No quiero volver y me tocan dos semanas en las que todos están tan orgullosos de mí y hay una sequía. Yo lo único que quiero es quedarme en mi cama, y tengo que ir a ver a los damnificados, lo cual es totalmente hipócrita de mi parte porque yo vivo en el aire acondicionado de mi hogar.
Amir y Zair están peleándose con todos los gobernadores desde el palacio de Ramil porque en el de Tierra del Sol “hay mucha gente”; en realidad es una forma de mantener la casa como una casa y no como un circo.
Hay unos niños a quienes les colocan vías de suero y me quedo mirándolos. Mi hermano me acaricia la espalda.
—¿Estás bien, Leonor?
—Bien, sí, estoy.
Allan me mira un par de segundos y Raj se ríe.
—Vamos, está muy caliente aquí.
—No, no, tratemos de ir por botellones de agua o algo para estas personas —les digo, y ellos me preguntan si estoy bien.

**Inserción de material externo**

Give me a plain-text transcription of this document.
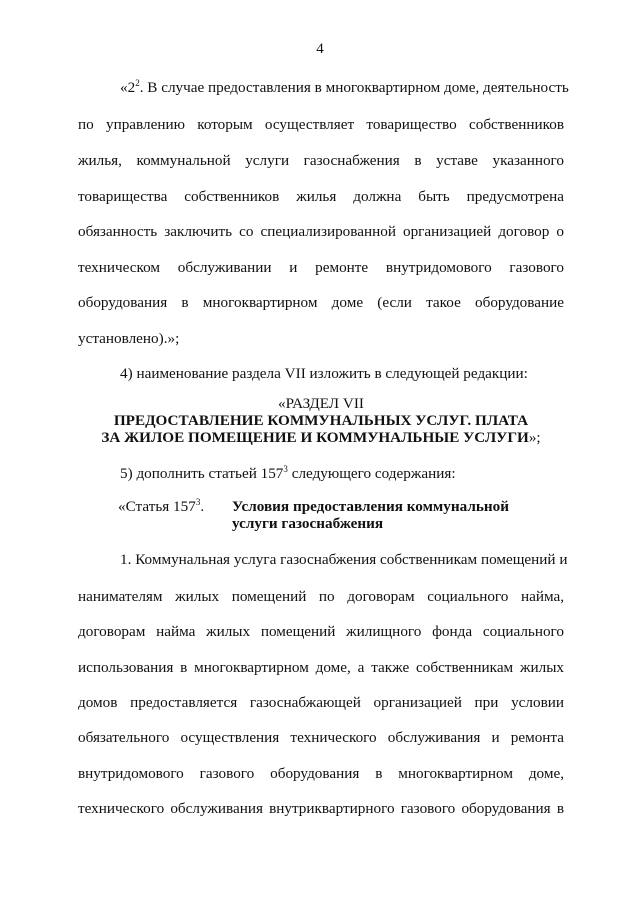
4
«$2^2$. В случае предоставления в многоквартирном доме, деятельность
по управлению которым осуществляет товарищество собственников
жилья, коммунальной услуги газоснабжения в уставе указанного
товарищества собственников жилья должна быть предусмотрена
обязанность заключить со специализированной организацией договор о
техническом обслуживании и ремонте внутридомового газового
оборудования в многоквартирном доме (если такое оборудование
установлено).»;
4) наименование раздела VII изложить в следующей редакции:
«РАЗДЕЛ VII
ПРЕДОСТАВЛЕНИЕ КОММУНАЛЬНЫХ УСЛУГ. ПЛАТА
ЗА ЖИЛОЕ ПОМЕЩЕНИЕ И КОММУНАЛЬНЫЕ УСЛУГИ»;
5) дополнить статьей $157^3$ следующего содержания:
«Статья $157^3$. Условия предоставления коммунальной
услуги газоснабжения
1. Коммунальная услуга газоснабжения собственникам помещений и
нанимателям жилых помещений по договорам социального найма,
договорам найма жилых помещений жилищного фонда социального
использования в многоквартирном доме, а также собственникам жилых
домов предоставляется газоснабжающей организацией при условии
обязательного осуществления технического обслуживания и ремонта
внутридомового газового оборудования в многоквартирном доме,
технического обслуживания внутриквартирного газового оборудования в
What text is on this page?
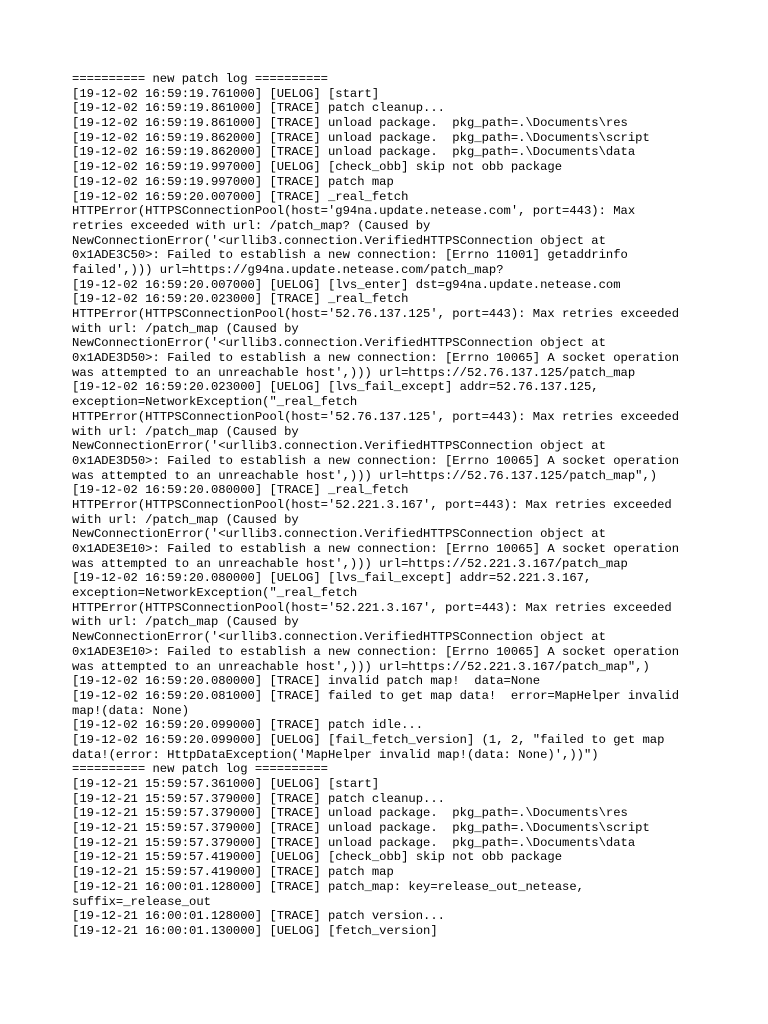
========== new patch log ==========
[19-12-02 16:59:19.761000] [UELOG] [start]
[19-12-02 16:59:19.861000] [TRACE] patch cleanup...
[19-12-02 16:59:19.861000] [TRACE] unload package.  pkg_path=.\Documents\res
[19-12-02 16:59:19.862000] [TRACE] unload package.  pkg_path=.\Documents\script
[19-12-02 16:59:19.862000] [TRACE] unload package.  pkg_path=.\Documents\data
[19-12-02 16:59:19.997000] [UELOG] [check_obb] skip not obb package
[19-12-02 16:59:19.997000] [TRACE] patch map
[19-12-02 16:59:20.007000] [TRACE] _real_fetch
HTTPError(HTTPSConnectionPool(host='g94na.update.netease.com', port=443): Max
retries exceeded with url: /patch_map? (Caused by
NewConnectionError('<urllib3.connection.VerifiedHTTPSConnection object at
0x1ADE3C50>: Failed to establish a new connection: [Errno 11001] getaddrinfo
failed',))) url=https://g94na.update.netease.com/patch_map?
[19-12-02 16:59:20.007000] [UELOG] [lvs_enter] dst=g94na.update.netease.com
[19-12-02 16:59:20.023000] [TRACE] _real_fetch
HTTPError(HTTPSConnectionPool(host='52.76.137.125', port=443): Max retries exceeded
with url: /patch_map (Caused by
NewConnectionError('<urllib3.connection.VerifiedHTTPSConnection object at
0x1ADE3D50>: Failed to establish a new connection: [Errno 10065] A socket operation
was attempted to an unreachable host',))) url=https://52.76.137.125/patch_map
[19-12-02 16:59:20.023000] [UELOG] [lvs_fail_except] addr=52.76.137.125,
exception=NetworkException("_real_fetch
HTTPError(HTTPSConnectionPool(host='52.76.137.125', port=443): Max retries exceeded
with url: /patch_map (Caused by
NewConnectionError('<urllib3.connection.VerifiedHTTPSConnection object at
0x1ADE3D50>: Failed to establish a new connection: [Errno 10065] A socket operation
was attempted to an unreachable host',))) url=https://52.76.137.125/patch_map",)
[19-12-02 16:59:20.080000] [TRACE] _real_fetch
HTTPError(HTTPSConnectionPool(host='52.221.3.167', port=443): Max retries exceeded
with url: /patch_map (Caused by
NewConnectionError('<urllib3.connection.VerifiedHTTPSConnection object at
0x1ADE3E10>: Failed to establish a new connection: [Errno 10065] A socket operation
was attempted to an unreachable host',))) url=https://52.221.3.167/patch_map
[19-12-02 16:59:20.080000] [UELOG] [lvs_fail_except] addr=52.221.3.167,
exception=NetworkException("_real_fetch
HTTPError(HTTPSConnectionPool(host='52.221.3.167', port=443): Max retries exceeded
with url: /patch_map (Caused by
NewConnectionError('<urllib3.connection.VerifiedHTTPSConnection object at
0x1ADE3E10>: Failed to establish a new connection: [Errno 10065] A socket operation
was attempted to an unreachable host',))) url=https://52.221.3.167/patch_map",)
[19-12-02 16:59:20.080000] [TRACE] invalid patch map!  data=None
[19-12-02 16:59:20.081000] [TRACE] failed to get map data!  error=MapHelper invalid
map!(data: None)
[19-12-02 16:59:20.099000] [TRACE] patch idle...
[19-12-02 16:59:20.099000] [UELOG] [fail_fetch_version] (1, 2, "failed to get map
data!(error: HttpDataException('MapHelper invalid map!(data: None)',))")
========== new patch log ==========
[19-12-21 15:59:57.361000] [UELOG] [start]
[19-12-21 15:59:57.379000] [TRACE] patch cleanup...
[19-12-21 15:59:57.379000] [TRACE] unload package.  pkg_path=.\Documents\res
[19-12-21 15:59:57.379000] [TRACE] unload package.  pkg_path=.\Documents\script
[19-12-21 15:59:57.379000] [TRACE] unload package.  pkg_path=.\Documents\data
[19-12-21 15:59:57.419000] [UELOG] [check_obb] skip not obb package
[19-12-21 15:59:57.419000] [TRACE] patch map
[19-12-21 16:00:01.128000] [TRACE] patch_map: key=release_out_netease,
suffix=_release_out
[19-12-21 16:00:01.128000] [TRACE] patch version...
[19-12-21 16:00:01.130000] [UELOG] [fetch_version]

Yo asiento.
Esa tarde, cuando regresamos, en casa están mis chicas esperándome con una pijamada y chismes. Mi mamá sabe que es como si me perdiera por 24 horas, pero no le importa y es el mejor regalo del mundo. Alice y Anastasia tienen que irse más tarde para pasar Navidad con su familia, pero esos chismes, quedarme con gente que sabe lo mal que lo pasas en un mundo de hombres, reírme a carcajadas, es lo que necesito.
Al día siguiente las dos comentan que es inhumano que no me dejen tener un celularcito mientras las dejo en la pista de aterrizaje. Me río muchísimo, y todavía más cuando regreso a casa con la familia y tienen juegos y actividades. Me acuesto en el sofá mientras mis primos y mis tíos hacen una carrera de un lado al otro en el jardín. Mi hermanita Sol viene a acostarse conmigo y mi mamá nos da un beso a ambas en la frente.
—¿Saben lo orgullosa que estoy de ustedes dos? —pregunta mi mamá, y las dos la vemos—. Sol va a terapia todas las semanas, hace sus tareas, sus retos, tiene muchos amigos y es muy feliz; y tú estás haciendo todo bien, Leonor, todo y más, cielo —me dice mi mamá y nos da un beso.
—Mamá, no deberías estar orgullosa de mí por nada —le digo, y ella me ve sorprendida, me acaricia el pelo y niego con la cabeza—. Que sepas que estoy haciendo esto por ti y por todas las generaciones de mujeres invalidadas y maltratadas en este país, pero es brutal que no lo disfruto nada. Quiero matar personalmente al capitán; cuando sea reina mi primer decreto será colgar su cabeza y su micropene en la plaza más grande de Azlam. Odio a todos mis compañeros, excepto a dos de los que me contrataron, y quiero morirme todo el tiempo. Quiero venir a mi casa. Yo estoy lista para salvar al país a balazos, aparentemente —comento.
Ella me mira confundida; creo que lo dije más alto de lo que debería, porque todos nos están viendo.—Y está mal planificado. El rey nunca debería poner una pistola hacia alguno de sus súbditos; es horrible y genera desconfianza.